UniversalDependencies / UD_English-EWT

English data
Creative Commons Attribution Share Alike 4.0 International
199 stars 42 forks source link

Promoted=Yes #370

Open nschneid opened 1 year ago

nschneid commented 1 year ago

I am experimenting with a MISC feature Promoted=Yes to indicate that an item (typically an AUX) is in an atypical function due to promotion. This way we can filter these tokens out from queries looking for errors.

amir-zeldes commented 1 year ago

Sounds interesting, but are you able to identify this automatically? I can imagine its easy for things like stranded prepositions or for parents of orphan, but other stuff might be tricky.

nschneid commented 1 year ago

If the trees were correct, then a lot of promoted function words could be found automatically.

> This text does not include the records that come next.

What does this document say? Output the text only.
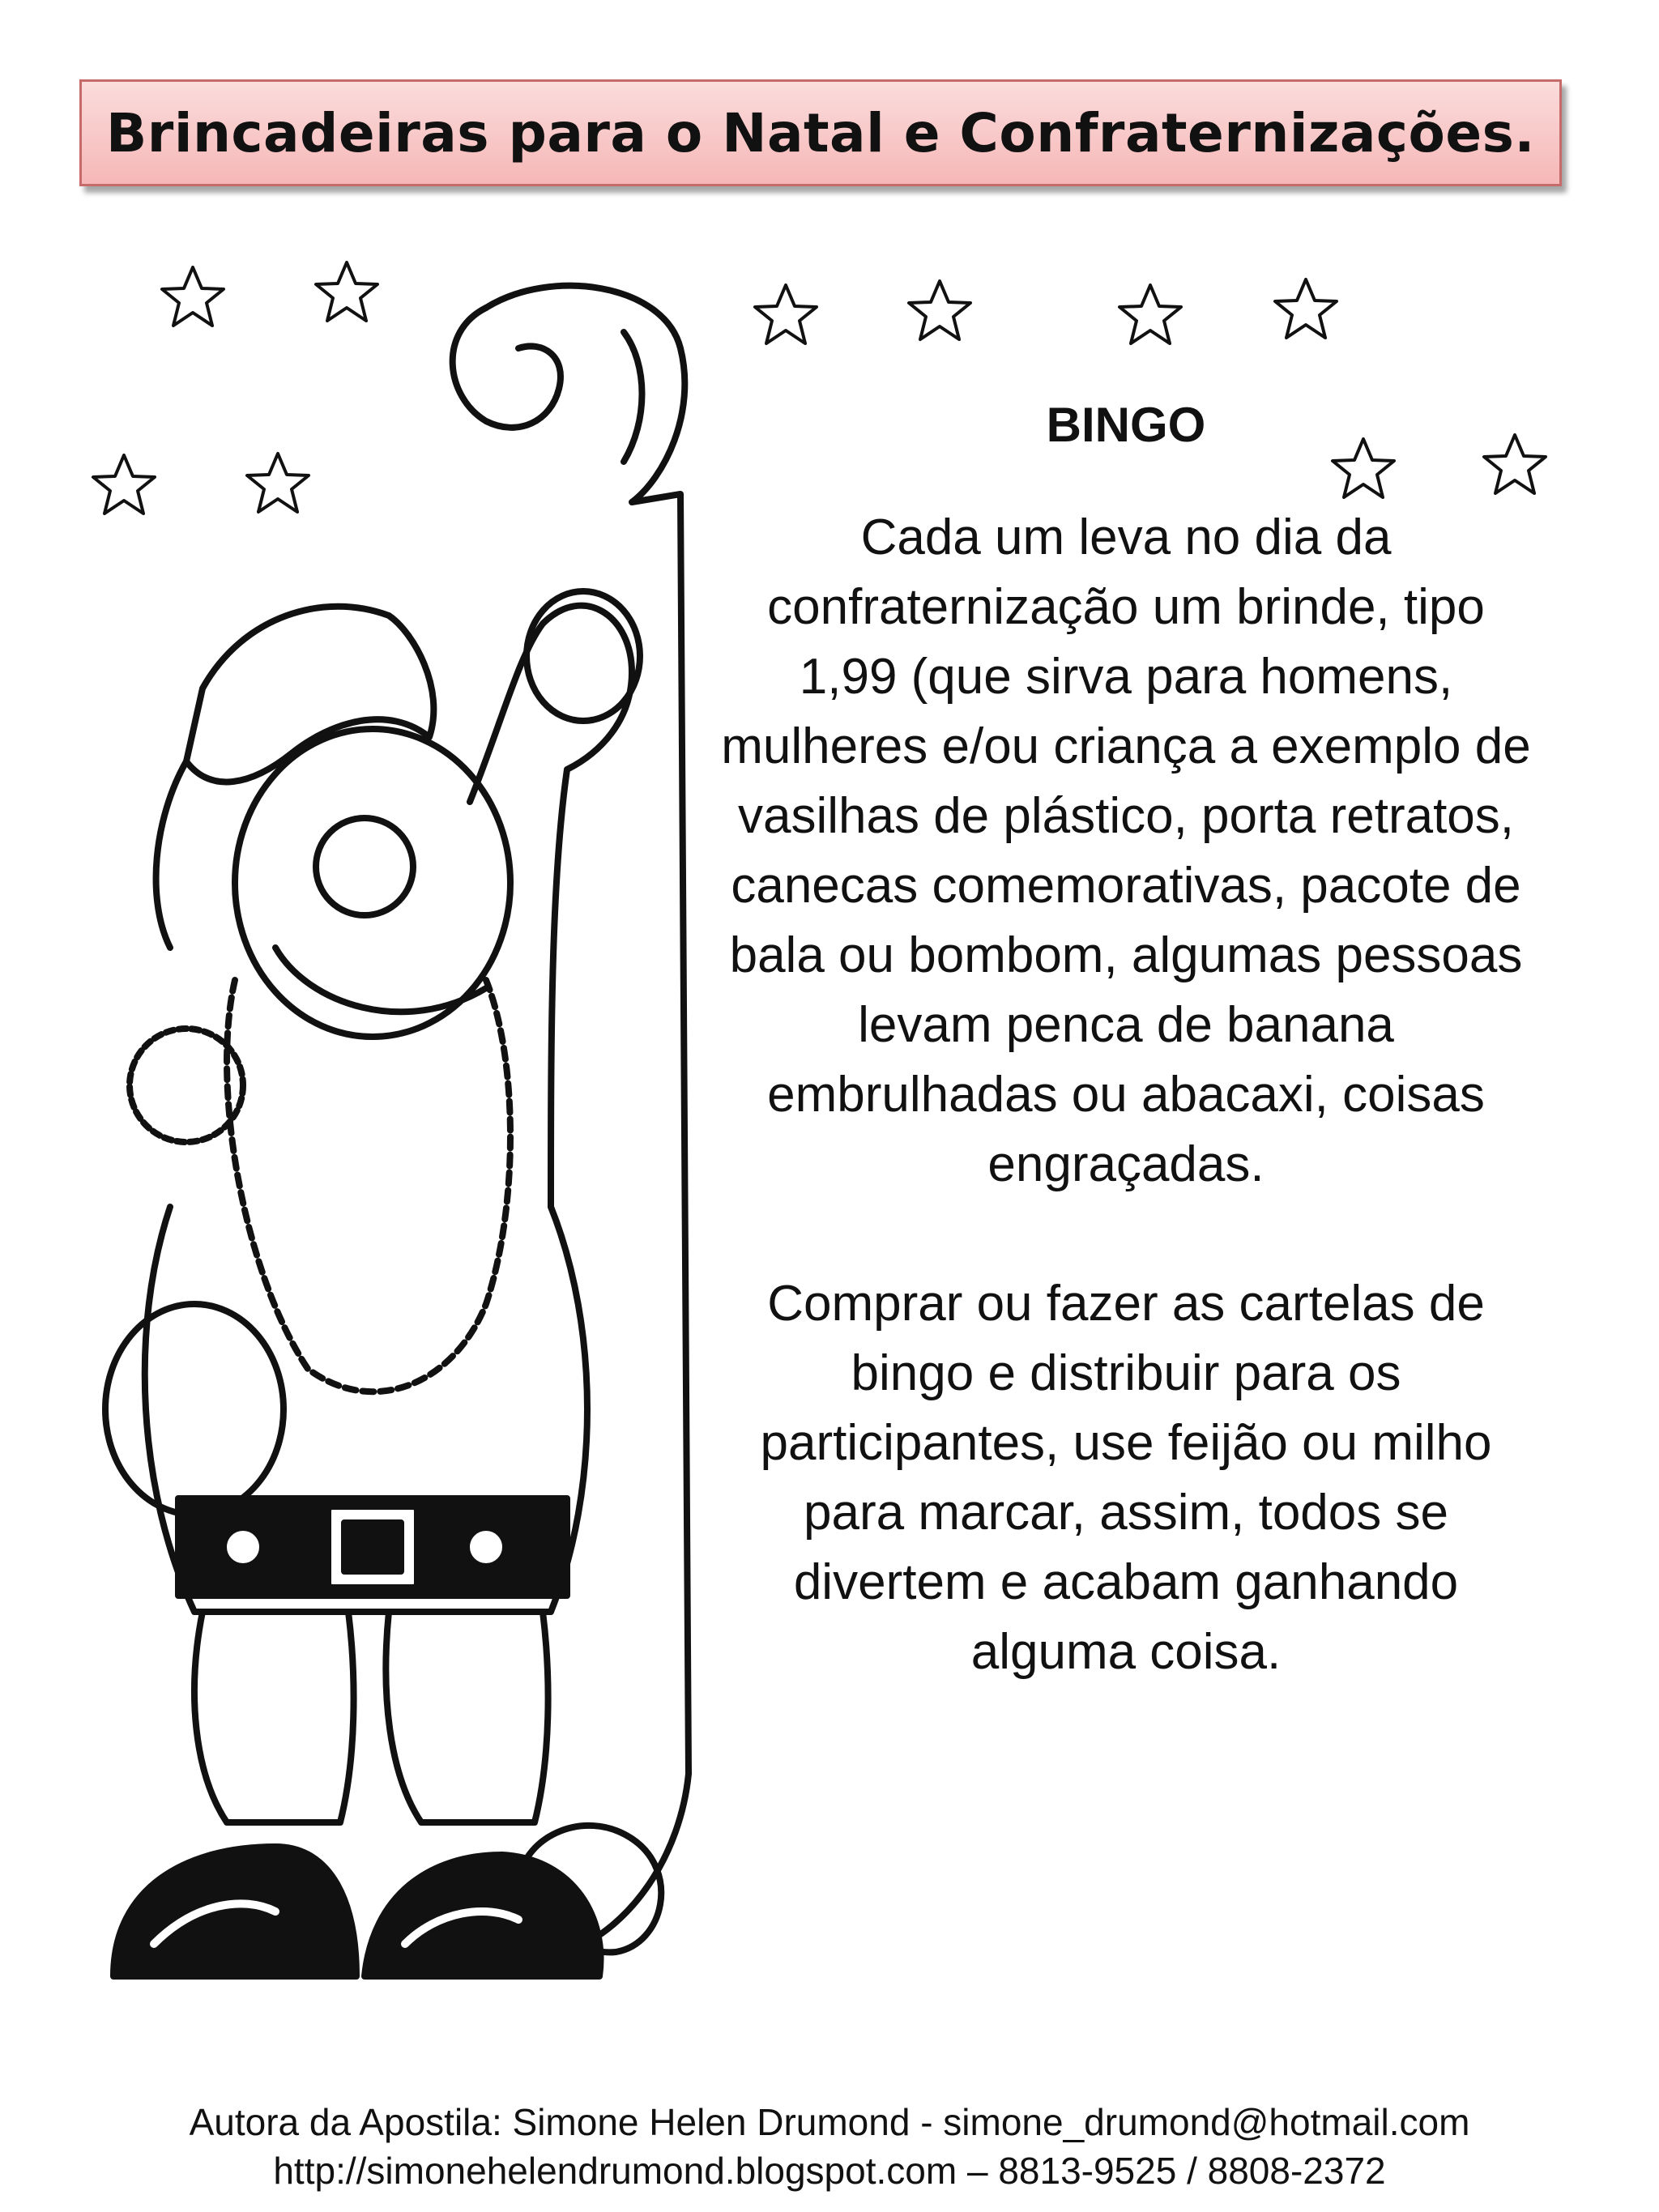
Brincadeiras para o Natal e Confraternizações.

BINGO

Cada um leva no dia da confraternização um brinde, tipo 1,99 (que sirva para homens, mulheres e/ou criança a exemplo de vasilhas de plástico, porta retratos, canecas comemorativas, pacote de bala ou bombom, algumas pessoas levam penca de banana embrulhadas ou abacaxi, coisas engraçadas.

Comprar ou fazer as cartelas de bingo e distribuir para os participantes, use feijão ou milho para marcar, assim, todos se divertem e acabam ganhando alguma coisa.

Autora da Apostila: Simone Helen Drumond - simone_drumond@hotmail.com
http://simonehelendrumond.blogspot.com – 8813-9525 / 8808-2372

But right now many of the apparent promotions are incorrect in EWT, so I am applying the feature manually to signal where it is correct.

amir-zeldes commented 1 year ago

Cool, can you share the script? If it works well for GUM I can include this in the conllu build

nschneid commented 1 year ago

No script yet, but here is a query of potential copulas to be examined: http://universal.grew.fr/?custom=6346d6e341a86

amir-zeldes commented 1 year ago

OK, let me know if you're ready to test something and I can take a look!

nschneid commented 11 months ago

BTW some of the apparently anomalous promotions (and UPOS/deprel combinations) are due to missing words. If the omitted word is fairly clear from context I am noting it with the MissingWordsAfter feature (e.g. MissingWordsAfter=' for a plural possessive). Otherwise I am adding MissingWordAfter=Yes (e.g. if the verb is absent and several verbs are plausible).